The physics of the rocket’s detonation had sucked the show windows from the front of Selfridges. The windows had been decorated for the season with ice floes and ice mountains of pasteboard and sequins. A frolic of pasteboard Eskimos and penguins. The aurora borealis or australis in arcs of colored foil. A mannequin Father Christmas in Scott Expedition drag. Now the sidewalk was buried in snowbanks of shattered glass. Christmas trees lay scattered like tenpins. Their needles drifted down onto my grandfather’s hat and the epaulets of his greatcoat. When he hung up his trousers that night before bed, cellophane snowflakes snowed down from the upturned cuffs. Pasteboard Eskimos and penguins, headless, torn in half, continued their inaccurate cohabitation. Father Christmas was found the next morning in a dovecote on a nearby rooftop, intact and unharmed apart from a holiday frosting of pigeon shit.

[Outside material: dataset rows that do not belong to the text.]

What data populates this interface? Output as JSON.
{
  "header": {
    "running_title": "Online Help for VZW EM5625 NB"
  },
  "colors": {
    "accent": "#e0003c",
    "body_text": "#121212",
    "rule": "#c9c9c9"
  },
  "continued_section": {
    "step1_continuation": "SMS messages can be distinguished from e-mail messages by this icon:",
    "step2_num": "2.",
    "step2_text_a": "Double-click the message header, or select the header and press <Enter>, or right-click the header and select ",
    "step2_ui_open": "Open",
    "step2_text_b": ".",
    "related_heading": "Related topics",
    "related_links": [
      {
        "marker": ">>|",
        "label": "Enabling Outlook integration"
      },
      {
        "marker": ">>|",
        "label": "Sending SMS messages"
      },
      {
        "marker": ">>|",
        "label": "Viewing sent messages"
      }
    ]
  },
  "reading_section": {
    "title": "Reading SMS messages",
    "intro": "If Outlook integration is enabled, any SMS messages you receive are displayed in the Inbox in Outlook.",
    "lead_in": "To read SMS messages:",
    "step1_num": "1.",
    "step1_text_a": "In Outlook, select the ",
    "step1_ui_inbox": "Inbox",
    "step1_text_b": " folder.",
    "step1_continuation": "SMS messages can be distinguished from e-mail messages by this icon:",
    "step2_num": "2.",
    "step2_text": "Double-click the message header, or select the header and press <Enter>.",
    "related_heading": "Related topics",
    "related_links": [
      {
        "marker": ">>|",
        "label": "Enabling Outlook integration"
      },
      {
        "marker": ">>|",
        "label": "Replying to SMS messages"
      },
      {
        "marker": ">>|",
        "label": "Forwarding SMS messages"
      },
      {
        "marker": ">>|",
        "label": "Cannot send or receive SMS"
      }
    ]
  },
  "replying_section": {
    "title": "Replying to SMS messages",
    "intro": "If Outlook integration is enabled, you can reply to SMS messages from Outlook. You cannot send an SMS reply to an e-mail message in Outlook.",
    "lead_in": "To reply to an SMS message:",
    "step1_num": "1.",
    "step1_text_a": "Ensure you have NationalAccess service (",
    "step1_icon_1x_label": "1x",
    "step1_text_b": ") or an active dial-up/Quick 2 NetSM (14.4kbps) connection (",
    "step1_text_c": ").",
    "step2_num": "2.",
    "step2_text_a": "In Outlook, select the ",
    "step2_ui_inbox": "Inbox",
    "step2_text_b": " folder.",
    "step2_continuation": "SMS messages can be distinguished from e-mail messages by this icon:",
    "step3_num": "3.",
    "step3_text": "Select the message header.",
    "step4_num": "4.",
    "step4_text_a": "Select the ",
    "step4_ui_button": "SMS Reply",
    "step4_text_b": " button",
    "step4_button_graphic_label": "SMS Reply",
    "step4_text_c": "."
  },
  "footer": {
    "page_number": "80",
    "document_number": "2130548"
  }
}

Selfridges was not on fire, but the building beside it was. A fire brigade came around the corner in a wheezing old calliope of a pumper, followed by two teams of air raid wardens in Crossleys. The wardens in their shaving-bowl helmets made their way back along the street toward the corner, barking at hotel guests and patrons of the ballroom, telling them to get out of the way and please let the crews do their job. An ambulance nosed its way in among the bystanders and ruination. It was driven by a breathtaking young woman, blue eyes, black hair tumbling from under a narrow-brimmed hat, packed hastily into some man’s shirt and trousers under her green WVS coat. He never saw her again, but forty-four years later, my grandfather remembered her vividly, her necktie, the swell of her breasts under the shirt, her gabardine trousers into the tops of her wellingtons. She told him and Aughenbaugh that the spirit of volunteerism was commendable, but it would be best for them just to get out of the way and let her mates and her do the job that the ARP and the Jerries had trained them to do. It was a harrowing job. If blood and pieces of what had until recently been citizens of London were something you wanted to see, you could see them.

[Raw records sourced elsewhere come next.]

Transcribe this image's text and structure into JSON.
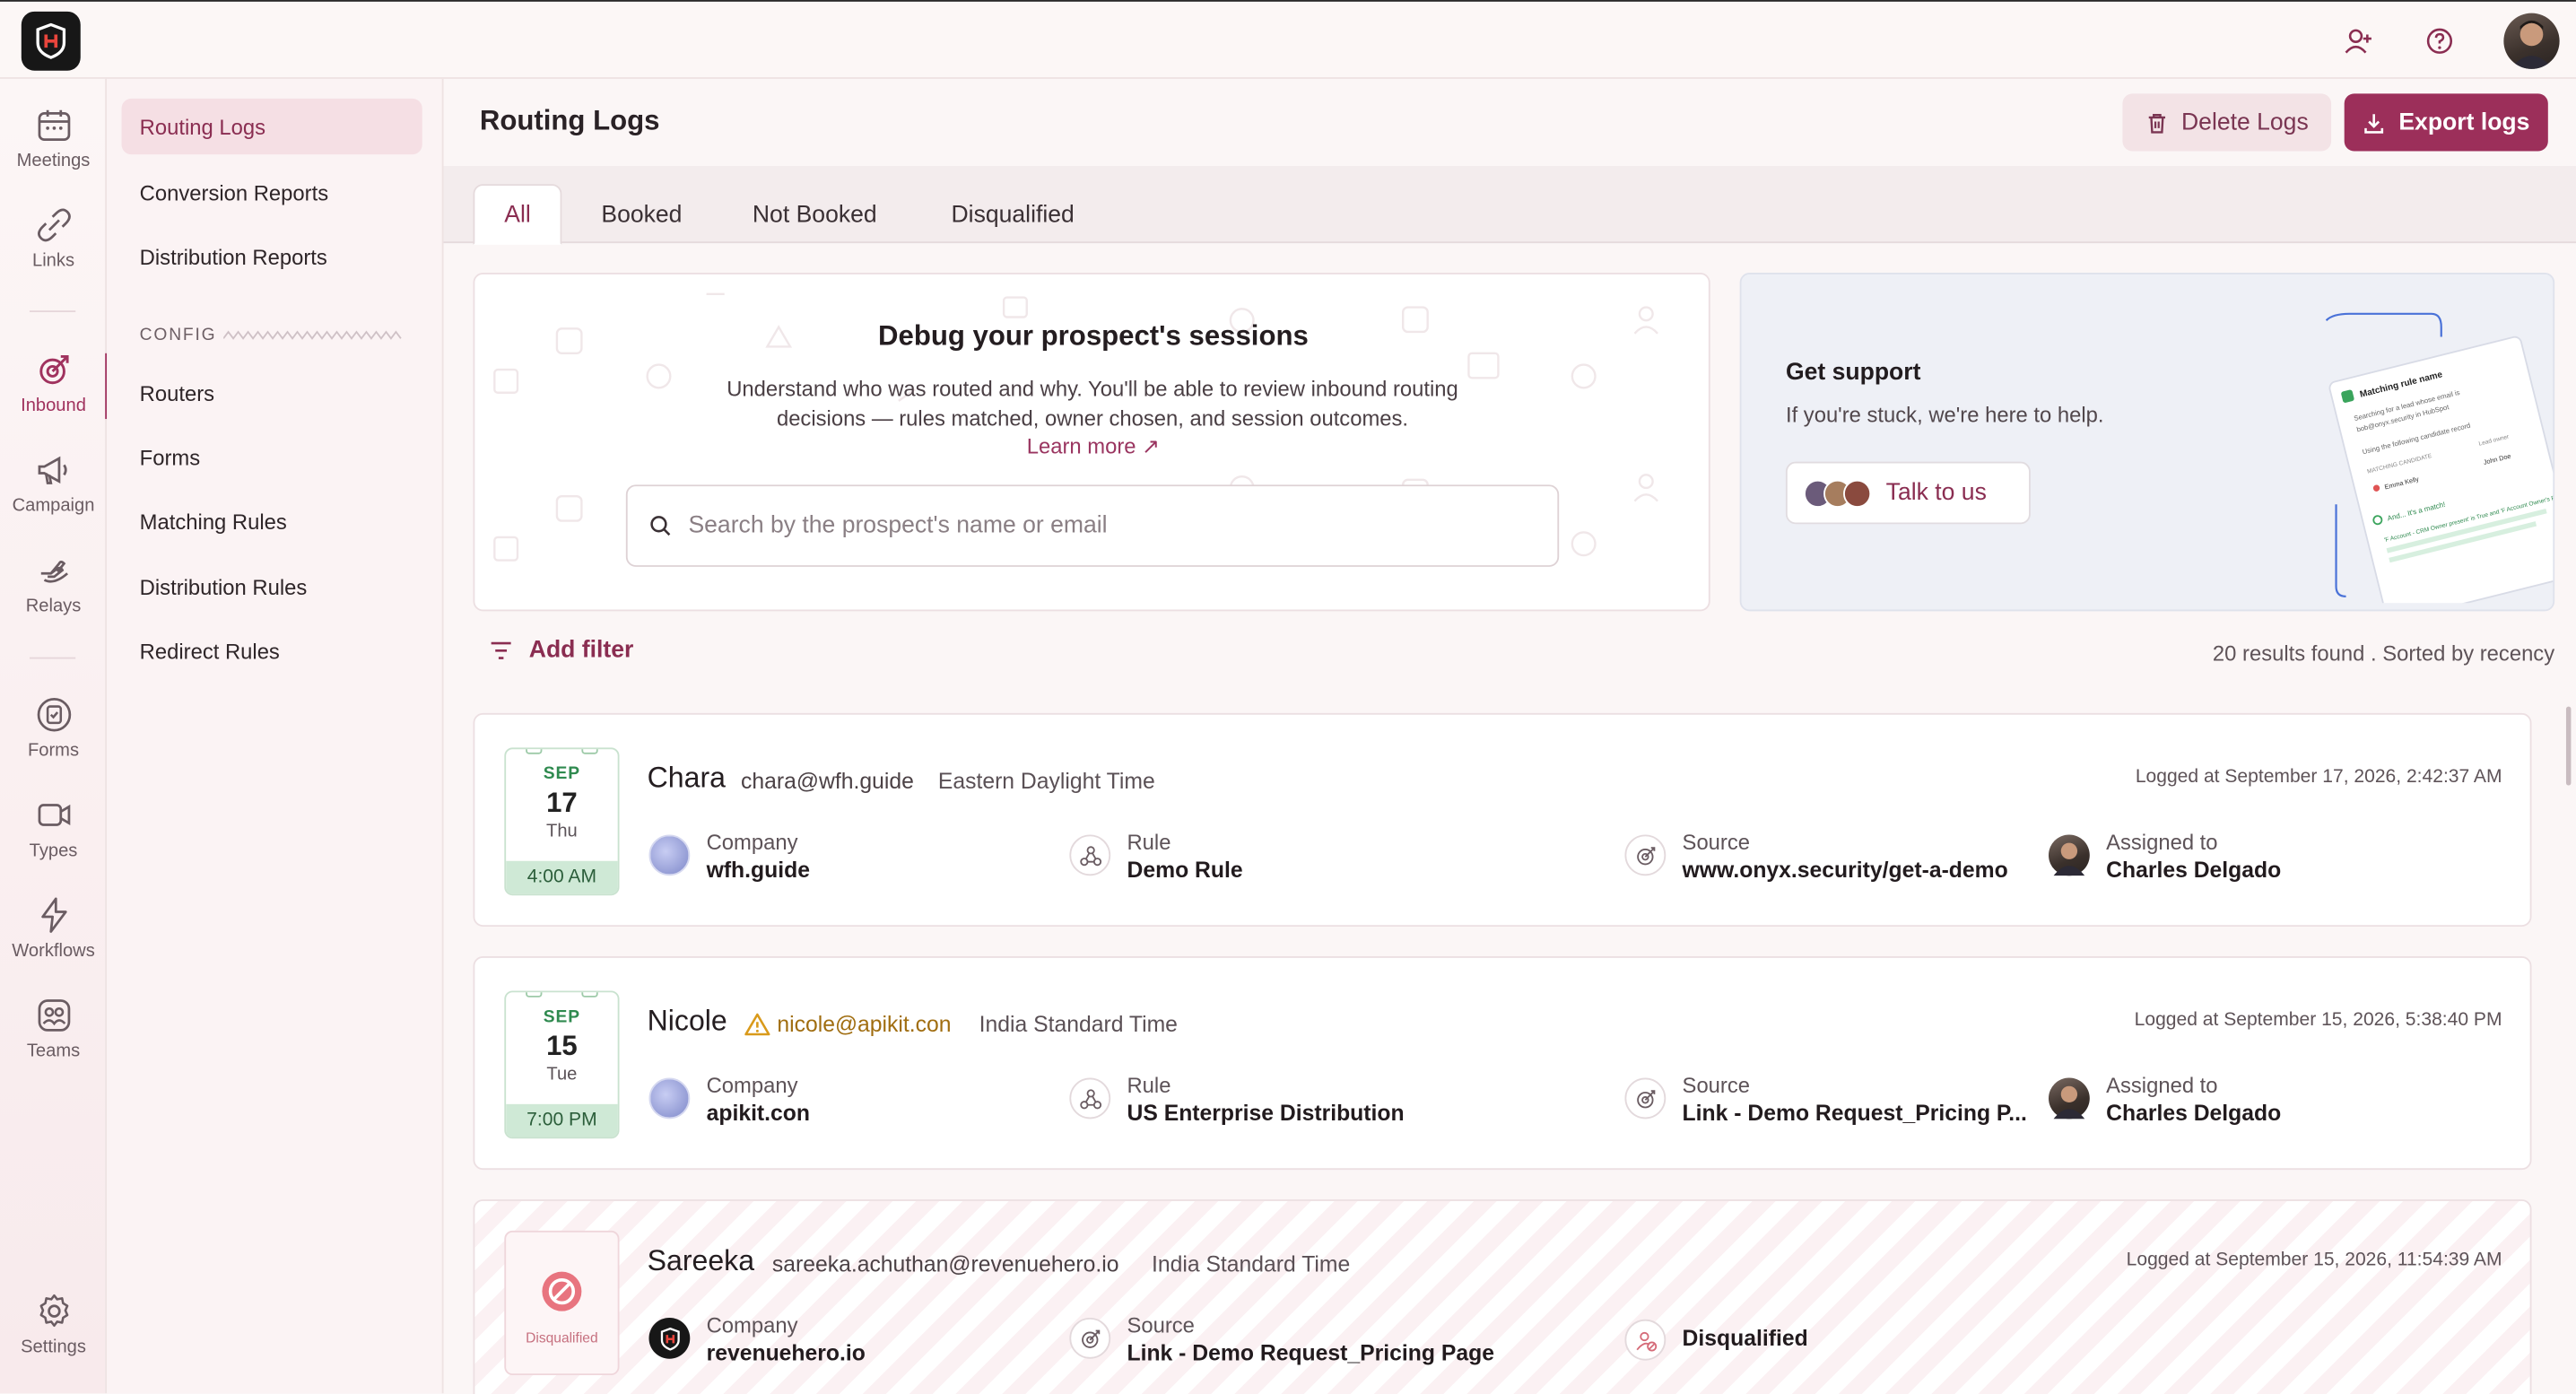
{
  "nav_rail": [
    {
      "label": "Meetings",
      "icon": "calendar-icon"
    },
    {
      "label": "Links",
      "icon": "link-icon"
    },
    {
      "label": "Inbound",
      "icon": "inbound-icon",
      "active": true
    },
    {
      "label": "Campaign",
      "icon": "megaphone-icon"
    },
    {
      "label": "Relays",
      "icon": "relay-hand-icon"
    },
    {
      "label": "Forms",
      "icon": "forms-icon"
    },
    {
      "label": "Types",
      "icon": "video-icon"
    },
    {
      "label": "Workflows",
      "icon": "lightning-icon"
    },
    {
      "label": "Teams",
      "icon": "teams-icon"
    },
    {
      "label": "Settings",
      "icon": "gear-icon"
    }
  ],
  "subnav": {
    "items_top": [
      "Routing Logs",
      "Conversion Reports",
      "Distribution Reports"
    ],
    "config_label": "CONFIG",
    "items_config": [
      "Routers",
      "Forms",
      "Matching Rules",
      "Distribution Rules",
      "Redirect Rules"
    ],
    "active": "Routing Logs"
  },
  "header": {
    "title": "Routing Logs",
    "delete_label": "Delete Logs",
    "export_label": "Export logs"
  },
  "tabs": [
    "All",
    "Booked",
    "Not Booked",
    "Disqualified"
  ],
  "debug": {
    "title": "Debug your prospect's sessions",
    "description": "Understand who was routed and why. You'll be able to review inbound routing decisions — rules matched, owner chosen, and session outcomes.",
    "learn_more": "Learn more ↗",
    "search_placeholder": "Search by the prospect's name or email"
  },
  "support": {
    "title": "Get support",
    "subtitle": "If you're stuck, we're here to help.",
    "button": "Talk to us",
    "illustration": {
      "card_title": "Matching rule name",
      "line1": "Searching for a lead whose email is",
      "line2": "bob@onyx.security in HubSpot",
      "line3": "Using the following candidate record",
      "col1": "MATCHING CANDIDATE",
      "col2": "Lead owner",
      "lead": "Emma Kelly",
      "owner": "John Doe",
      "match": "And... It's a match!",
      "footer": "'F Account - CRM Owner present' is True and 'F Account Owner's Roundrobin Team' is ..."
    }
  },
  "filter": {
    "add_filter": "Add filter",
    "results": "20 results found . Sorted by recency"
  },
  "logs": [
    {
      "month": "SEP",
      "day": "17",
      "weekday": "Thu",
      "time": "4:00 AM",
      "name": "Chara",
      "email": "chara@wfh.guide",
      "timezone": "Eastern Daylight Time",
      "logged": "Logged at September 17, 2026, 2:42:37 AM",
      "company_label": "Company",
      "company": "wfh.guide",
      "rule_label": "Rule",
      "rule": "Demo Rule",
      "source_label": "Source",
      "source": "www.onyx.security/get-a-demo",
      "assigned_label": "Assigned to",
      "assigned": "Charles Delgado"
    },
    {
      "month": "SEP",
      "day": "15",
      "weekday": "Tue",
      "time": "7:00 PM",
      "name": "Nicole",
      "email": "nicole@apikit.con",
      "timezone": "India Standard Time",
      "logged": "Logged at September 15, 2026, 5:38:40 PM",
      "company_label": "Company",
      "company": "apikit.con",
      "rule_label": "Rule",
      "rule": "US Enterprise Distribution",
      "source_label": "Source",
      "source": "Link - Demo Request_Pricing P...",
      "assigned_label": "Assigned to",
      "assigned": "Charles Delgado"
    },
    {
      "status": "Disqualified",
      "name": "Sareeka",
      "email": "sareeka.achuthan@revenuehero.io",
      "timezone": "India Standard Time",
      "logged": "Logged at September 15, 2026, 11:54:39 AM",
      "company_label": "Company",
      "company": "revenuehero.io",
      "source_label": "Source",
      "source": "Link - Demo Request_Pricing Page",
      "outcome": "Disqualified"
    }
  ],
  "colors": {
    "brand": "#9c2f5a",
    "date_green": "#cfe9d6",
    "warning": "#d99a1b"
  }
}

“Penguins with Eskimos,” Aughenbaugh said contemptuously. Remembering this line, years later, my grandfather burst out laughing, even though it literally hurt to laugh. “What the hell are we fighting for, Rico?”
They went back inside and up to their room. Aughenbaugh poured more whiskey into the beakers and passed one to my grandfather. It was graduated in milliliters. The whiskey went to ninety-two. My grandfather raised it and proposed a toast. “Cats in a bag,” he said. He drank it all in one swallow and held it out for Aughenbaugh to fill again. “Probabilities and contingencies.”
“It’s a metaphor,” Aughenbaugh said. “The bag is Newtonian physics.”
“I missed that,” my grandfather said.